We joined a small group in a simple commercial kitchen with individual cooking stations, then immediately hopped into tuk tuks to visit a nearby wet market. This was not the sanitized, tourist-curated version. This was the real thing—live frogs, eels, fish, crabs, and piles of every type of meat you could imagine. Narrow aisles. Stainless steel counters. Buckets of curry paste. The girls released a couple of “lucky catfish” into the canal, which earned them a sweet moment of pride.
Back in the kitchen we made green curry, hot and sour soup, Pad Thai, and mango sticky rice. Finlee teamed up with Max and was laser-focused, handling knives and ingredients with a mix of seriousness and joy. Arya and Shaina shared lots of laughs struggling with the wok and only loosely sticking to the recipe. By the end we had so much food that we carried five boxes home, a mobile feast.
We capped the afternoon with a walk down Khao San Road, which was far more subdued at 6 pm in December than Max and Shaina remembered from 18 years earlier. The girls bought Thai-print clothes, we grabbed a couple beers and a smoothie, and called it a night.

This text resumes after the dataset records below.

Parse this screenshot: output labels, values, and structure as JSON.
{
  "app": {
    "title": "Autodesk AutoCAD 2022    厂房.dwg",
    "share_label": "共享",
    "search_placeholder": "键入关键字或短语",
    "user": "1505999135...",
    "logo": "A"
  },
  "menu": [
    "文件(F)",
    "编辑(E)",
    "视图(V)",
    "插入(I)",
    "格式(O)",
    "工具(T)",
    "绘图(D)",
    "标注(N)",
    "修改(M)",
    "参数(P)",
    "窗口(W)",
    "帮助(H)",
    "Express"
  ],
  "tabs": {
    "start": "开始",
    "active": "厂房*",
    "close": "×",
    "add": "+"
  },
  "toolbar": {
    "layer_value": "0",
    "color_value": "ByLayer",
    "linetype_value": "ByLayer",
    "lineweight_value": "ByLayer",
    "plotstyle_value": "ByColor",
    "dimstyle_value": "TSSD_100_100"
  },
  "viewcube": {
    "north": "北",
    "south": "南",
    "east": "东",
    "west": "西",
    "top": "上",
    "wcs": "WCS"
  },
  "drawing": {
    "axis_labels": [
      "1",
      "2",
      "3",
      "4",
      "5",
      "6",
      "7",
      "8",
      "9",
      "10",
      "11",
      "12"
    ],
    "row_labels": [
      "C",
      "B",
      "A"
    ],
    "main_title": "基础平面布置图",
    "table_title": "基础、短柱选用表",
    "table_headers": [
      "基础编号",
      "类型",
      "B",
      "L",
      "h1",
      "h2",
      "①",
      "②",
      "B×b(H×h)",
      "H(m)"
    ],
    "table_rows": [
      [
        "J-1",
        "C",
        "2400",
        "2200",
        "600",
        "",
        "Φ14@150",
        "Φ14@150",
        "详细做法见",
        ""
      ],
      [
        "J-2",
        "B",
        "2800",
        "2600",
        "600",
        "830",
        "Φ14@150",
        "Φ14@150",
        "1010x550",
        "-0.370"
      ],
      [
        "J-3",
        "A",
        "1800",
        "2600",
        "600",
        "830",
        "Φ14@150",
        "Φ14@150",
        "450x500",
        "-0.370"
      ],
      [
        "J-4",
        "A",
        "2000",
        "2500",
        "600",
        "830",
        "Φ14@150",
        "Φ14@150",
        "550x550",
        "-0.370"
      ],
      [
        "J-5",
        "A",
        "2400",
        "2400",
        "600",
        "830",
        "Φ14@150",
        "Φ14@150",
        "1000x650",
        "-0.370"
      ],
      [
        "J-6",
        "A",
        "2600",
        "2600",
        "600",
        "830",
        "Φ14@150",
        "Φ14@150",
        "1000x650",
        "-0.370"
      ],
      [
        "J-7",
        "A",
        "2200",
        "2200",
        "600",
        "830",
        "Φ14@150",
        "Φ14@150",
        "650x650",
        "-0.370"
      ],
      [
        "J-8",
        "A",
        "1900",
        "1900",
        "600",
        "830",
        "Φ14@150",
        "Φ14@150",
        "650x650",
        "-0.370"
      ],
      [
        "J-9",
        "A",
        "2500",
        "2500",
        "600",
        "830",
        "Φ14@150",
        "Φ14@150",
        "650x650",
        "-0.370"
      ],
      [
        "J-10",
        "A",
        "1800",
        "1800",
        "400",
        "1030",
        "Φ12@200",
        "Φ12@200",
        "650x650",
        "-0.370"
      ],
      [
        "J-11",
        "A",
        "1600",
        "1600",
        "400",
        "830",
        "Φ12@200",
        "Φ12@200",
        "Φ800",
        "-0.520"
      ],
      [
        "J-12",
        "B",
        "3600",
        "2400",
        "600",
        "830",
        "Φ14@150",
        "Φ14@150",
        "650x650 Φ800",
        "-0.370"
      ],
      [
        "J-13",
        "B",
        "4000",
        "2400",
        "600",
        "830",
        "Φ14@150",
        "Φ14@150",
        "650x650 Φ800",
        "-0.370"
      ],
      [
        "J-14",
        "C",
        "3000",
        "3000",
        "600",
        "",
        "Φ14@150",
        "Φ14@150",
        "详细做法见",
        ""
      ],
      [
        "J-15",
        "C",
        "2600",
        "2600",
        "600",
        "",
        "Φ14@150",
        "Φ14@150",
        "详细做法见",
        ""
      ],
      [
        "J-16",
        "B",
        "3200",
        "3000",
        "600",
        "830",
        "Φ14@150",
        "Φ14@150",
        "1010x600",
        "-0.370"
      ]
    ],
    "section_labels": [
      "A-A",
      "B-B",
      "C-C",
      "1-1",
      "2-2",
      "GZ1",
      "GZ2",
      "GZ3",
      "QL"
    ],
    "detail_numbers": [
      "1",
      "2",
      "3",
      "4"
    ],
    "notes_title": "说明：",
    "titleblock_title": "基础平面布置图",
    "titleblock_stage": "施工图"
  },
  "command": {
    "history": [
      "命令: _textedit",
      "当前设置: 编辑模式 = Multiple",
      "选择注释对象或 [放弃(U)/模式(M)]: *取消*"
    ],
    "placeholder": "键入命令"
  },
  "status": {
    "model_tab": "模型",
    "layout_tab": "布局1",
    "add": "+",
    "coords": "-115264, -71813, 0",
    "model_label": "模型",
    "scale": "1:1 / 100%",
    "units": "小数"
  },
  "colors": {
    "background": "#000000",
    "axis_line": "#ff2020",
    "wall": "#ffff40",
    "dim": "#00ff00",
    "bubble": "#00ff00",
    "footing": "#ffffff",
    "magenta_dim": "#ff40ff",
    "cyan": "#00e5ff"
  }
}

The next day, we visited the Jim Thompson House Museum, the former home of the American entrepreneur who revived Thailand’s silk industry in the 1950s. The house—an elegant set of teak structures elevated above the ground—was beautiful even if the tour itself felt rushed. We admired the silk pieces in the shop, balked at the price tags, and kept moving.
From there we wandered into a small Muslim neighborhood tucked along the canal, narrow and quiet with laundry strung between balconies. Emerging onto a busier street, we stumbled across a northern Thai restaurant serving bowls of rich, fragrant curry. It was one of those travel moments where the least planned meal becomes one of the best.
We found soft-serve ice cream afterward and ate it slowly as we people-watched. The only challenge left was finding a taxi willing to take us far enough to reach our new Airbnb. After half an hour of searching, we finally succeeded and rode home ready to collapse.
If these first days in Bangkok had a plot, it wasn’t temples or markets or museums—it was food as the thread that led us forward, one bite at a time. No matter how jet-lagged we were, how confused by directions, how lost in Chinatown’s alleys, or how thrown off by rising canal water and hidden cooking school doors, each day offered moments where we gathered around a plate or bowl and thought:
Okay. This. This is where we are. This is how we root ourselves right now.
Bangkok can be overwhelming. It’s fast, loud, humid, spicy, neon, fragrant, disorienting, and everything happens at once. But in these early days, the city fed us—literally—and in feeding us, it oriented us.
And as we quickly learned: if you trust your stomach, Bangkok always leads you somewhere worth going.